Generated tests can still have false positives or omissions. While strict passing reduces false acceptance, incorrect tests may trigger unnecessary planning or premature stops.
On extremely difficult data, small generators fail frequently, leading to excessive planner calls. The 4B results on xCodeEval suggest generator size must be tuned rather than mechanically picking the cheapest model.
Expert-level xCodeEval remains mostly unsolved. Even though PaT moves Expert scores from 0 to 0.85/1.69 on Qwen3-14B/32B, the absolute success rate is low, suggesting recursive decomposition cannot replace stronger algorithmic reasoning.
The evaluation focuses on Python-style environments. Future work could include more languages, real-world repositories, and multi-file code generation.

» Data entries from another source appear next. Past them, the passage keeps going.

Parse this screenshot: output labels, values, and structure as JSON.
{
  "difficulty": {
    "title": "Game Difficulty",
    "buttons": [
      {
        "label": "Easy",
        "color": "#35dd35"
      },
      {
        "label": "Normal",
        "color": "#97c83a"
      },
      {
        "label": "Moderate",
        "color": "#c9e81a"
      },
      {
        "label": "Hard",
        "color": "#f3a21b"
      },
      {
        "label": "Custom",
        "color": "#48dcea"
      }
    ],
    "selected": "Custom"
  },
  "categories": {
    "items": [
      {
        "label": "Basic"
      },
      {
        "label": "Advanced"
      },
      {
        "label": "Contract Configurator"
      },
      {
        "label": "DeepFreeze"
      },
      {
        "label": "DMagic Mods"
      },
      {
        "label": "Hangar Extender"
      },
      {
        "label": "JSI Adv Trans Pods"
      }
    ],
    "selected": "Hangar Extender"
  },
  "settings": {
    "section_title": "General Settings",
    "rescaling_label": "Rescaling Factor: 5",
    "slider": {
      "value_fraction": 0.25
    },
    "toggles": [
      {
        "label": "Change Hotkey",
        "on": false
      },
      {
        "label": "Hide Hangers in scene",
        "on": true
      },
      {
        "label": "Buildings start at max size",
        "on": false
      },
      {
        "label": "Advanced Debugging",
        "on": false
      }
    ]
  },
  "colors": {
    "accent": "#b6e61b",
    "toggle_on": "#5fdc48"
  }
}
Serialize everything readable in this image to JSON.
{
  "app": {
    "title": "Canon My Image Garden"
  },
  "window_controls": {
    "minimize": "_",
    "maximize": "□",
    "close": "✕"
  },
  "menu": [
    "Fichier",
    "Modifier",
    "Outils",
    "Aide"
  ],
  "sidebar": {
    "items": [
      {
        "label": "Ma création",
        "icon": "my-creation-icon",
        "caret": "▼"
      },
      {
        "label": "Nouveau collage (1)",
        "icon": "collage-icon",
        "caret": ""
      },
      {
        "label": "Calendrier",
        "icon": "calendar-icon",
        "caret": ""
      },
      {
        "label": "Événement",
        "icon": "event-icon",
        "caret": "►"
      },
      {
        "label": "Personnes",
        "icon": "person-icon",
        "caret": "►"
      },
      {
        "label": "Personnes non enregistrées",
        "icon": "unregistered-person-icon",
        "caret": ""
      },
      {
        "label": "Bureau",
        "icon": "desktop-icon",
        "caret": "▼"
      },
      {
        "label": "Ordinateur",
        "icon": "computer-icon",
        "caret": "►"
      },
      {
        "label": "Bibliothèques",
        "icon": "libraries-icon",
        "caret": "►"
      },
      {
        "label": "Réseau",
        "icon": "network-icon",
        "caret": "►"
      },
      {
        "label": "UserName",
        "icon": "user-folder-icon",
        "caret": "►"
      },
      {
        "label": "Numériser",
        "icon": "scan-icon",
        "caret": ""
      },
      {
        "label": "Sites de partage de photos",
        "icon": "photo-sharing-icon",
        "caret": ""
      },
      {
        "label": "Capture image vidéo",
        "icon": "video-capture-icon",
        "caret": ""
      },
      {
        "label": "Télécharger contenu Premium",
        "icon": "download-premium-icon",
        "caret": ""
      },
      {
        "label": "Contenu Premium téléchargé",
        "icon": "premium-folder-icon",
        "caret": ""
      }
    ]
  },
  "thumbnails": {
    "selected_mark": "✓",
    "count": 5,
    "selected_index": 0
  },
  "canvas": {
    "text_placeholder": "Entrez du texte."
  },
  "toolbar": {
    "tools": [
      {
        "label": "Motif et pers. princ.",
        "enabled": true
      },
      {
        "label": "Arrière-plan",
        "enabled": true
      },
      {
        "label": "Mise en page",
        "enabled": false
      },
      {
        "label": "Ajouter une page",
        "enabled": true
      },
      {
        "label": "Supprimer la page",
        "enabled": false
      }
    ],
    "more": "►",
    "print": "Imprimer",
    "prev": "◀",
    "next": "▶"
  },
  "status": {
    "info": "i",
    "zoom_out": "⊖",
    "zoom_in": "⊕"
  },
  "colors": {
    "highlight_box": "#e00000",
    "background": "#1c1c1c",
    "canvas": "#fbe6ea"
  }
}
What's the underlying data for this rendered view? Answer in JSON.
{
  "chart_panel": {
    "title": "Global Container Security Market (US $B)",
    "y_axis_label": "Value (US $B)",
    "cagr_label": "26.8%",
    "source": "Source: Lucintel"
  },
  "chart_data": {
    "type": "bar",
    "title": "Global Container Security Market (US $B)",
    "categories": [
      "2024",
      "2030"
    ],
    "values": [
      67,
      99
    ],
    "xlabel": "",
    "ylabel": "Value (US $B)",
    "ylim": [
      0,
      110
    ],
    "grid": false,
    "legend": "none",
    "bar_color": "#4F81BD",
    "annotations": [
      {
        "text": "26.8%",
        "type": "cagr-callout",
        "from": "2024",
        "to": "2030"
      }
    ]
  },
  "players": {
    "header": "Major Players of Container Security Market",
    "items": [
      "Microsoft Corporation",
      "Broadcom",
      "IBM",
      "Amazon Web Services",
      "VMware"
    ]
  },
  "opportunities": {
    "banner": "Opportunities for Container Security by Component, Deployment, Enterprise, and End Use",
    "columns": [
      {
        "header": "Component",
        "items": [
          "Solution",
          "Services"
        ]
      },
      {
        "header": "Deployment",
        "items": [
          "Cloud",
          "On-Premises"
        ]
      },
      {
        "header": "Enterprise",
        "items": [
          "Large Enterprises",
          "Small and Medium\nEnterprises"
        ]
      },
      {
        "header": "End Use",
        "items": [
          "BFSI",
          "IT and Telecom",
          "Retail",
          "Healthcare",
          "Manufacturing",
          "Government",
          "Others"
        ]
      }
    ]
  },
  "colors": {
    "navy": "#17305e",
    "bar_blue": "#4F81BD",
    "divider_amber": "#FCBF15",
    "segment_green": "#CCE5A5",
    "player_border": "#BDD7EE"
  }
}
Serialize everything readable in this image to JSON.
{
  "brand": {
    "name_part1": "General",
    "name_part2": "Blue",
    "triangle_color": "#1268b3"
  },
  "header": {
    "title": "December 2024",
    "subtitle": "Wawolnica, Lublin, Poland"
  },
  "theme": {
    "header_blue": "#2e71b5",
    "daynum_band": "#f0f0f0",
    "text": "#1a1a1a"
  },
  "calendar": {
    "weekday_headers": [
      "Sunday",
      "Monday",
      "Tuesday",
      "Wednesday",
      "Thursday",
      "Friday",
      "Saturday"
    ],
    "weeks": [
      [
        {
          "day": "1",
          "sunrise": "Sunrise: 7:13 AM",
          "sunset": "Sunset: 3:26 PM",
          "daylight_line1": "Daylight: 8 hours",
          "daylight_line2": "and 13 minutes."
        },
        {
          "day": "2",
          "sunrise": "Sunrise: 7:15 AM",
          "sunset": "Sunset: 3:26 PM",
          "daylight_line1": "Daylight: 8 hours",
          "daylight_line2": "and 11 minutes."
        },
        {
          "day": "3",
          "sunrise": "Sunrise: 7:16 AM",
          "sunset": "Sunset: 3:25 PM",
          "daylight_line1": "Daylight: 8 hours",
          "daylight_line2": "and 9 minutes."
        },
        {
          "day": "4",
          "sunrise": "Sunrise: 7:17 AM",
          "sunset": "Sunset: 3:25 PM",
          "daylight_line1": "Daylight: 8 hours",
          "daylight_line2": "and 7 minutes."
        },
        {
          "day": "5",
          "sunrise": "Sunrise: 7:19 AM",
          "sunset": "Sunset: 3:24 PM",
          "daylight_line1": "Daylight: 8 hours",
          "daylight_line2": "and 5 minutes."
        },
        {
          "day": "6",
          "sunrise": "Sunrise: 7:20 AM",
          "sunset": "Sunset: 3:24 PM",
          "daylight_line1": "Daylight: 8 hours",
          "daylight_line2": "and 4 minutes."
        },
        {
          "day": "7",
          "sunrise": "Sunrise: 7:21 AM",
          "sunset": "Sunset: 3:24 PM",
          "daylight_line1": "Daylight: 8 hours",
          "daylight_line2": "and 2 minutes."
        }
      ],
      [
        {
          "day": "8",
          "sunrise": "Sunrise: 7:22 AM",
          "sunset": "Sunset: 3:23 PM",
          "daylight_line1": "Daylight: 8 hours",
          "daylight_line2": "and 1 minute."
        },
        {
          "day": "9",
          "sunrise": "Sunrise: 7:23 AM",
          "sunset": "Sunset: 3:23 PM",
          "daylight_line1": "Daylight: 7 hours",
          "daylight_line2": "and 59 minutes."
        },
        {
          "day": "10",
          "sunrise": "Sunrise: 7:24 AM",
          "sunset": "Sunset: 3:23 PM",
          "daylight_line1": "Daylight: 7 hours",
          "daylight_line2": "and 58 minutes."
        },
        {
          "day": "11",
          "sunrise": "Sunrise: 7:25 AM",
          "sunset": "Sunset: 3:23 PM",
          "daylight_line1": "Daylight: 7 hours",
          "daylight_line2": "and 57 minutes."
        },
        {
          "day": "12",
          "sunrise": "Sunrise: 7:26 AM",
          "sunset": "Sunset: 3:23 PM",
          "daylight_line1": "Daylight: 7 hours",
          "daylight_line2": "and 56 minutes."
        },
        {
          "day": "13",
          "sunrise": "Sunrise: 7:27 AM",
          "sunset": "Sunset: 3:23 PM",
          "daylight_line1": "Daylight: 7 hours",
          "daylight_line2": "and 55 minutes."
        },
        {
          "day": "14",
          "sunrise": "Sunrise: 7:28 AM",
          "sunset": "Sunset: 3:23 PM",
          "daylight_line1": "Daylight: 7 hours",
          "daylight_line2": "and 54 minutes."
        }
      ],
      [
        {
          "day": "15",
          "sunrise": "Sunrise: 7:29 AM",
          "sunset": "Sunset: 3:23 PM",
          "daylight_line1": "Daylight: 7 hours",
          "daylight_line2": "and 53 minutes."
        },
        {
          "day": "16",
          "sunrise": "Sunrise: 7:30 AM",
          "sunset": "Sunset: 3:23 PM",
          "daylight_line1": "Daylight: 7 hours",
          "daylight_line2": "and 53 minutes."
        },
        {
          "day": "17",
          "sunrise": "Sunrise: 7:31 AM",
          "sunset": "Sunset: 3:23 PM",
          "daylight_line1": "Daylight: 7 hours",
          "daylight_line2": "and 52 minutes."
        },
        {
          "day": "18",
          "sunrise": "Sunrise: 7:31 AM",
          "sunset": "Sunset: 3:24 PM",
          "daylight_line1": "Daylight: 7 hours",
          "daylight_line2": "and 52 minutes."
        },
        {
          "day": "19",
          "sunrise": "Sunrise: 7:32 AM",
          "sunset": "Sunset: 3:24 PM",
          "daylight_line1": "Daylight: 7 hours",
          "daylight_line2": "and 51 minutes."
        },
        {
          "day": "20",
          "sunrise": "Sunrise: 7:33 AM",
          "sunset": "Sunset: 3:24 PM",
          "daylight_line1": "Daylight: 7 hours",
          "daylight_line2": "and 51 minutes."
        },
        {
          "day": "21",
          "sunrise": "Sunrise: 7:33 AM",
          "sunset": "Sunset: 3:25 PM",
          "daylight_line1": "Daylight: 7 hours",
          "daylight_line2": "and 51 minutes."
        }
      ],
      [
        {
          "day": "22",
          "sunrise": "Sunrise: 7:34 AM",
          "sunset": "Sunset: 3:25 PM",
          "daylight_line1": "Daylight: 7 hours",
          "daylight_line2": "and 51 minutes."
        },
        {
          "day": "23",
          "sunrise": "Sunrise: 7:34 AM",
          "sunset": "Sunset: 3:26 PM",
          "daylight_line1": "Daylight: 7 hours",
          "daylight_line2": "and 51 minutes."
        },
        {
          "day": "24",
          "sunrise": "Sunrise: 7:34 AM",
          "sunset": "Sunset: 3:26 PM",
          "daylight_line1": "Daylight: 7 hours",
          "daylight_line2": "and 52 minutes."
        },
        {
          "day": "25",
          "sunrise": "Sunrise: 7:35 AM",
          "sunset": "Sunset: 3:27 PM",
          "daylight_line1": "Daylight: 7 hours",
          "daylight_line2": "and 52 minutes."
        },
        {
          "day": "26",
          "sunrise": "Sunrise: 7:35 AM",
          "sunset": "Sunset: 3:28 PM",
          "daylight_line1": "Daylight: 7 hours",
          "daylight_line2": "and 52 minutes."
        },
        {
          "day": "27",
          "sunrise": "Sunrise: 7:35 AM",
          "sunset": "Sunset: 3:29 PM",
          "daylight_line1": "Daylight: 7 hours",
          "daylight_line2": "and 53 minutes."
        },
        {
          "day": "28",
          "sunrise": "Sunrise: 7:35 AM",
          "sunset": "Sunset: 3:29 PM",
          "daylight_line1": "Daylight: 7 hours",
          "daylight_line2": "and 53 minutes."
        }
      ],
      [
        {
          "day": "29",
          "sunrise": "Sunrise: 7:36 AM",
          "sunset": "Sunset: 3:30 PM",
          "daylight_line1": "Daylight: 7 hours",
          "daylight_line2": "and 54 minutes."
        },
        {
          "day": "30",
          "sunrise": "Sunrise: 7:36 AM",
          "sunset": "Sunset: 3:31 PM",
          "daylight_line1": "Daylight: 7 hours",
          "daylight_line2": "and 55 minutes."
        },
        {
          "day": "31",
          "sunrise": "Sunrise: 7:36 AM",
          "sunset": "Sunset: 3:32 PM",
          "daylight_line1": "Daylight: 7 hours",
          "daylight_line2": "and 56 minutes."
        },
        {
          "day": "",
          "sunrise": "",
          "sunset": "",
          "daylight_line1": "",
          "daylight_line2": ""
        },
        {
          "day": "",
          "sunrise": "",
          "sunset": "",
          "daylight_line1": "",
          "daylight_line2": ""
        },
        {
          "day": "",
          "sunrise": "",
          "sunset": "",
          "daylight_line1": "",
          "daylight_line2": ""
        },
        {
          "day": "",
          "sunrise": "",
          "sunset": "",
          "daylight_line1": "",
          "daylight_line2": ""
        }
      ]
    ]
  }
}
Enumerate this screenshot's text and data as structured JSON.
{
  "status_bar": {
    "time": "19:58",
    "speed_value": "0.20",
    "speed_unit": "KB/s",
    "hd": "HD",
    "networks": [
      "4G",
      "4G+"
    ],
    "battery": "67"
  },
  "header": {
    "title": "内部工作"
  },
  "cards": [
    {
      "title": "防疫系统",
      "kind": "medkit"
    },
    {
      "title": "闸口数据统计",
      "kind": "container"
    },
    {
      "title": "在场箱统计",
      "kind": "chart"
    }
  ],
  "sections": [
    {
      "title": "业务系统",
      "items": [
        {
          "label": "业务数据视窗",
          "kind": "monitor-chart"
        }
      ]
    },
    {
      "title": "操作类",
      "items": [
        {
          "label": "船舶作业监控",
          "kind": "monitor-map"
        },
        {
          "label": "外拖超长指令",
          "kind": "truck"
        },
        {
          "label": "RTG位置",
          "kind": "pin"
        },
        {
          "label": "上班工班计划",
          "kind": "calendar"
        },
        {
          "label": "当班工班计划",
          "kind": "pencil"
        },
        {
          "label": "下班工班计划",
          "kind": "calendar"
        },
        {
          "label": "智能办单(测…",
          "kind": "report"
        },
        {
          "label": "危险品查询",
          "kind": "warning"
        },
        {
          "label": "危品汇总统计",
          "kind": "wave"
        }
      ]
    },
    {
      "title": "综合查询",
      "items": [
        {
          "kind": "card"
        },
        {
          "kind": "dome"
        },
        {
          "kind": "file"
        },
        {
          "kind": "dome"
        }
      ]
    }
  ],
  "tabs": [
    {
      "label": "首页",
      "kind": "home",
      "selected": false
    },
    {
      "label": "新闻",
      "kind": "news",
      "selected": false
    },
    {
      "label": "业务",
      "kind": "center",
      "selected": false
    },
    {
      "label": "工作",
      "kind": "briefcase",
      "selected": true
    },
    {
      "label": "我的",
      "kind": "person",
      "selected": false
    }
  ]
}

vs FunCoder: FunCoder uses fixed Planning-before-Trial, decomposing the hierarchy first; PaT uses direct trials first. PaT's advantage is avoiding waste on easy problems, while its disadvantage is potentially triggering more rounds when weak models face hard problems.
vs CodeT: CodeT uses consensus-based selection; PaT uses tests as a binary control signal for upgrading to planning. Both leverage execution feedback but for different optimizations.
vs Best-of-N: Best-of-N only expands the candidate pool without changing the solution structure when all candidates are wrong; PaT introduces decomposition and recursion for hard cases.
vs Learned adaptive policies: Some methods train auxiliary models to decide when to plan; PaT avoids this, highlighting that hard feedback loops are preferable when available.

Rating¶

Novelty: ⭐⭐⭐⭐ Reversing the planning order is simple but effective; innovation lies in the test-time strategy and role allocation.
Experimental Thoroughness: ⭐⭐⭐⭐ Covers various scales, model families, and difficulty levels with detailed cost analyses.
Writing Quality: ⭐⭐⭐⭐ Clear motivation and cost-performance narrative; some tables are dense and require careful cross-referencing.
Value: ⭐⭐⭐⭐⭐ Extremely valuable for real-world engineering, as it addresses when to invoke expensive reasoning processes during deployment.